Table 1. Genome assembly and annotation statistics for Abrus precatorius.

To identify all abrin-like, prepropulchellin-like (the gene that produces the pulchellin toxin), and agglutinin-like genes, BLASTn and BLASTp homology searches against the assembled Abrus genome were performed using published abrin and pulchellin sequences (Table S1). A total of 26 toxin-like genes or partial genes were identified in the A. precatorius 010017 genome across five distinct regions of the genome assembly (Figure 1). Of the 26 genes identified, 19 had intact open reading frames (Table S2).

Figure 1. Location of abrin-like genes identified within the Abrus precatorius whole genome assembly. A total 26 Abrin-like genes were identified across four assembled scaffolds of the genome. Regions boxed in red are magnified to show the gene orientation in more detail. Nine of those genes that displayed active transcript evidence are highlighted with an “*”. For each “*” stacked an individual transcript was identified from the pool of full-length transcript sequencing data obtained in this study.

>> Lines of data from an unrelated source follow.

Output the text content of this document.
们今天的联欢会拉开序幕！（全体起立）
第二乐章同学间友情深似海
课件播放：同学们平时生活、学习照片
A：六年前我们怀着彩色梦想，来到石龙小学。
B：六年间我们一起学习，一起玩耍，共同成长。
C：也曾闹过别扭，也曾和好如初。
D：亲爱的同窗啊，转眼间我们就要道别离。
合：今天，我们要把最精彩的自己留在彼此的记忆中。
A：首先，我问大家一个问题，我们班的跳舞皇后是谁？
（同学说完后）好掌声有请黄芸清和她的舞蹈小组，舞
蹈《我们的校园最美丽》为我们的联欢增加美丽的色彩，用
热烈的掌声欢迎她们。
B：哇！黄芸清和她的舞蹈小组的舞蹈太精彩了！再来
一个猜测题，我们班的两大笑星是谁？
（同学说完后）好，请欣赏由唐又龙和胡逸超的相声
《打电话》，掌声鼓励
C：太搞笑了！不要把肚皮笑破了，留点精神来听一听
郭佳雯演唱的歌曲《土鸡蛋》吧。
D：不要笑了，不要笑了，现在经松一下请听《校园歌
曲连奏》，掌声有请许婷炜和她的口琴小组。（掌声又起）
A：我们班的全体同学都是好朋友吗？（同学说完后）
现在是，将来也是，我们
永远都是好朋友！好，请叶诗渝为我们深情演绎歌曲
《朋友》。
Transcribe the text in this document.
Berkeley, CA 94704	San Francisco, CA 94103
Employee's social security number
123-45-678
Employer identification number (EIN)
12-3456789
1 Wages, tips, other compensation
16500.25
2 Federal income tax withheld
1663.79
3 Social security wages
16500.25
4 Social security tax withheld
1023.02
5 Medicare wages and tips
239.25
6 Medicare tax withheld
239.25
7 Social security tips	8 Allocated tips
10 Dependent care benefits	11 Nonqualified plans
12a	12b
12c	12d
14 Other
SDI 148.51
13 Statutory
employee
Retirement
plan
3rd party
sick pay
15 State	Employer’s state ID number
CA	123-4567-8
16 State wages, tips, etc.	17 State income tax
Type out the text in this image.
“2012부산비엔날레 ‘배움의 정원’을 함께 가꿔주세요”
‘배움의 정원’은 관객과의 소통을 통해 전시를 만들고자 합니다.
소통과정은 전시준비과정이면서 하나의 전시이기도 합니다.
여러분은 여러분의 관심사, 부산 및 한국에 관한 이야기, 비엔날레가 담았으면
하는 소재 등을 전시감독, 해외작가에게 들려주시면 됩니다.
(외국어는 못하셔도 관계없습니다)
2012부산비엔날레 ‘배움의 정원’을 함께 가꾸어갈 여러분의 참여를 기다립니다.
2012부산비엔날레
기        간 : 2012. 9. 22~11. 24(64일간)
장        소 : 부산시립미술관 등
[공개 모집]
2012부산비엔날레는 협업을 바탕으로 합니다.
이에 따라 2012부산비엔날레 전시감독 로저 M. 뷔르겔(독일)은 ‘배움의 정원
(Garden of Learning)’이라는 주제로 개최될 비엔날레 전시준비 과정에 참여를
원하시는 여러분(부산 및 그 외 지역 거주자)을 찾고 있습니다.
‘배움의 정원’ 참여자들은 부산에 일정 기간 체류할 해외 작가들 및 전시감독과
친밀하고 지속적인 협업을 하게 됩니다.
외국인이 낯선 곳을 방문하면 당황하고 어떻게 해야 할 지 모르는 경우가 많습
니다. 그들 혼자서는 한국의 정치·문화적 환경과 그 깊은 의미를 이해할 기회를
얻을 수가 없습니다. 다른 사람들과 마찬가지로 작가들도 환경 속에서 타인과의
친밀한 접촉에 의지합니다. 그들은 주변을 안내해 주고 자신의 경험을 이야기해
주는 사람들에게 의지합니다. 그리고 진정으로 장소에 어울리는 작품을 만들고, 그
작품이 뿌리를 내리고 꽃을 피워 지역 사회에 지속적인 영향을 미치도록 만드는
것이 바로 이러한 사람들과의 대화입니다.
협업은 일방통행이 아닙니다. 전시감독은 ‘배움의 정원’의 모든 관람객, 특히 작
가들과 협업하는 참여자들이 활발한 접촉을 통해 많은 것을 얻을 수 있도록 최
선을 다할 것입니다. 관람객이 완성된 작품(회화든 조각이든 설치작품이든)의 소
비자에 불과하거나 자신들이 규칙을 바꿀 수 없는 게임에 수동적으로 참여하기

A total of 18 abrin-like expressed isoforms were identified in the Iso-Seq transcriptomic assemblies. As the IsoSeq protocol allows sequencing of individual full-length gene expression transcripts, some transcripts are identical copies that were transcribed off of the same gene. Of the 18 isoforms identified, 9 of the 26 toxin-like genes identified within the genome assembly had one or more individual expressed isoforms that aligned to an abrin-like gene (Figure 1).

To assess the relatedness of each toxin-like gene identified in the genome, all toxin-like gene sequences were aligned and compared to previously published mRNA transcripts of abrin, prepropulchellin, and agglutinin (Table S1). Amino acid translations of each gene (including genes that had frameshift mutations that were manually curated to create near full open reading frames (Table S2)) were utilized for this analysis. A phylogenetic tree was estimated from 24 complete, novel toxin-like and 9 reference protein sequences (Figure 2).

Figure 2. Unrooted phylogenetic tree of Abrus abrin and prepropulchellin protein sequences. Independent maximum likelihood (ML) and Bayesian analyses estimated the same tree topology with the exception of the poorly supported placement of ctg3_13282511. Numbers indicate ML bootstrap values and Bayesian posterior probabilities, respectively. Branch lengths and topology shown are from the Bayesian estimation. Novel sequences are denoted with contig number (“ctg”) and start codon position within genome assembly reported in this work (NCBI: GCA_003935025). Each instance of an individually sequenced isoform mapped to each sequence is denoted by a plus sign (18 total abrin-like isoforms were identified from the Iso-Seq sequencing). Accession numbers for reference sequences are included in parentheses. Sequences in gray indicate putative pseudogenes. Genes used in this comparison include Abrin A, Abrin B, Abrin C, Abrin D, prepropuchellin I–IV, and Agglutinin genes published on NCBI GenBank (Tables S1 and S2). The translated alignment file used to generate this tree is available (File S1).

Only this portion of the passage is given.